您的解决方案应使用Series.str.stripSeries.str.split进行更改:

df1 = df[0].str.strip('[]').str.split(', ', expand=True).add_prefix('col')
print(df1)
  col0 col1 col2
0  3.4  3.4  2.5
1  3.4  3.4  2.5

如果性能很重要,请使用列表理解功能代替熊猫函数:

df1 = pd.DataFrame([x.strip('[]').split(', ') for x in df[0]]).add_prefix('col')

时间

#20k rows
df = pd.concat([df] * 10000, ignore_index=True)

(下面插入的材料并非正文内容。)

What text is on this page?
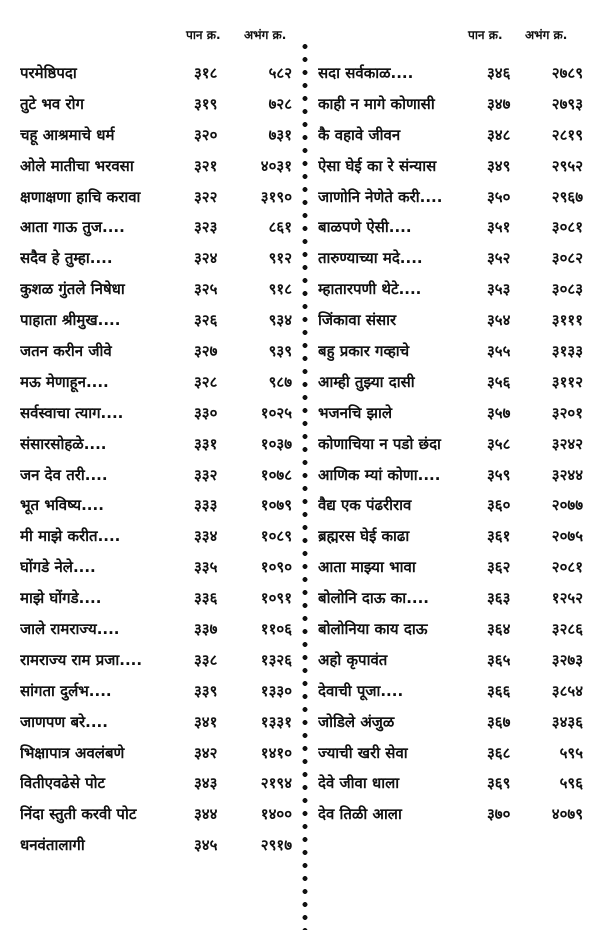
पान क्र. अभंग क्र.
परमेष्ठिपदा	३१८	५८२
तुटे भव रोग	३१९	७२८
चहू आश्रमाचे धर्म	३२०	७३१
ओले मातीचा भरवसा	३२१	४०३१
क्षणाक्षणा हाचि करावा	३२२	३१९०
आता गाऊ तुज....	३२३	८६१
सदैव हे तुम्हा....	३२४	९१२
कुशळ गुंतले निषेधा	३२५	९१८
पाहाता श्रीमुख....	३२६	९३४
जतन करीन जीवे	३२७	९३९
मऊ मेणाहून....	३२८	९८७
सर्वस्वाचा त्याग....	३३०	१०२५
संसारसोहळे....	३३१	१०३७
जन देव तरी....	३३२	१०७८
भूत भविष्य....	३३३	१०७९
मी माझे करीत....	३३४	१०८९
घोंगडे नेले....	३३५	१०९०
माझे घोंगडे....	३३६	१०९१
जाले रामराज्य....	३३७	११०६
रामराज्य राम प्रजा....	३३८	१३२६
सांगता दुर्लभ....	३३९	१३३०
जाणपण बरे....	३४१	१३३१
भिक्षापात्र अवलंबणे	३४२	१४१०
वितीएवढेसे पोट	३४३	२१९४
निंदा स्तुती करवी पोट	३४४	१४००
धनवंतालागी	३४५	२९१७
पान क्र. अभंग क्र.
सदा सर्वकाळ....	३४६	२७८९
काही न मागे कोणासी	३४७	२७९३
कै वहावे जीवन	३४८	२८१९
ऐसा घेई का रे संन्यास	३४९	२९५२
जाणोनि नेणेते करी....	३५०	२९६७
बाळपणे ऐसी....	३५१	३०८१
तारुण्याच्या मदे....	३५२	३०८२
म्हातारपणी थेटे....	३५३	३०८३
जिंकावा संसार	३५४	३१११
बहु प्रकार गव्हाचे	३५५	३१३३
आम्ही तुझ्या दासी	३५६	३११२
भजनचि झाले	३५७	३२०१
कोणाचिया न पडो छंदा	३५८	३२४२
आणिक म्यां कोणा....	३५९	३२४४
वैद्य एक पंढरीराव	३६०	२०७७
ब्रह्मरस घेई काढा	३६१	२०७५
आता माझ्या भावा	३६२	२०८१
बोलोनि दाऊ का....	३६३	१२५२
बोलोनिया काय दाऊ	३६४	३२८६
अहो कृपावंत	३६५	३२७३
देवाची पूजा....	३६६	३८५४
जोडिले अंजुळ	३६७	३४३६
ज्याची खरी सेवा	३६८	५९५
देवे जीवा धाला	३६९	५९६
देव तिळी आला	३७०	४०७९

In [208]: %timeit df[0].str.strip('[]').str.split(', ', expand=True).add_prefix('col')
61.5 ms ± 1.68 ms per loop (mean ± std. dev. of 7 runs, 10 loops each)

In [209]: %timeit pd.DataFrame([x.strip('[]').split(', ') for x in df[0]]).add_prefix('col')
29.8 ms ± 1.85 ms per loop (mean ± std. dev. of 7 runs, 10 loops each)

答案 1 :(得分:1)

您可以执行以下操作:

import pandas as pd
df = pd.DataFrame(['[3.4, 3.4, 2.5]', '[3.4, 3.4, 2.5]'])

df_new = df[0].str[1:-1].str.split(",", expand=True)
df_new.columns = ["col1", "col2", "col3"]

这个想法是先摆脱[],然后除以,并扩展数据框。最后一步是重命名列。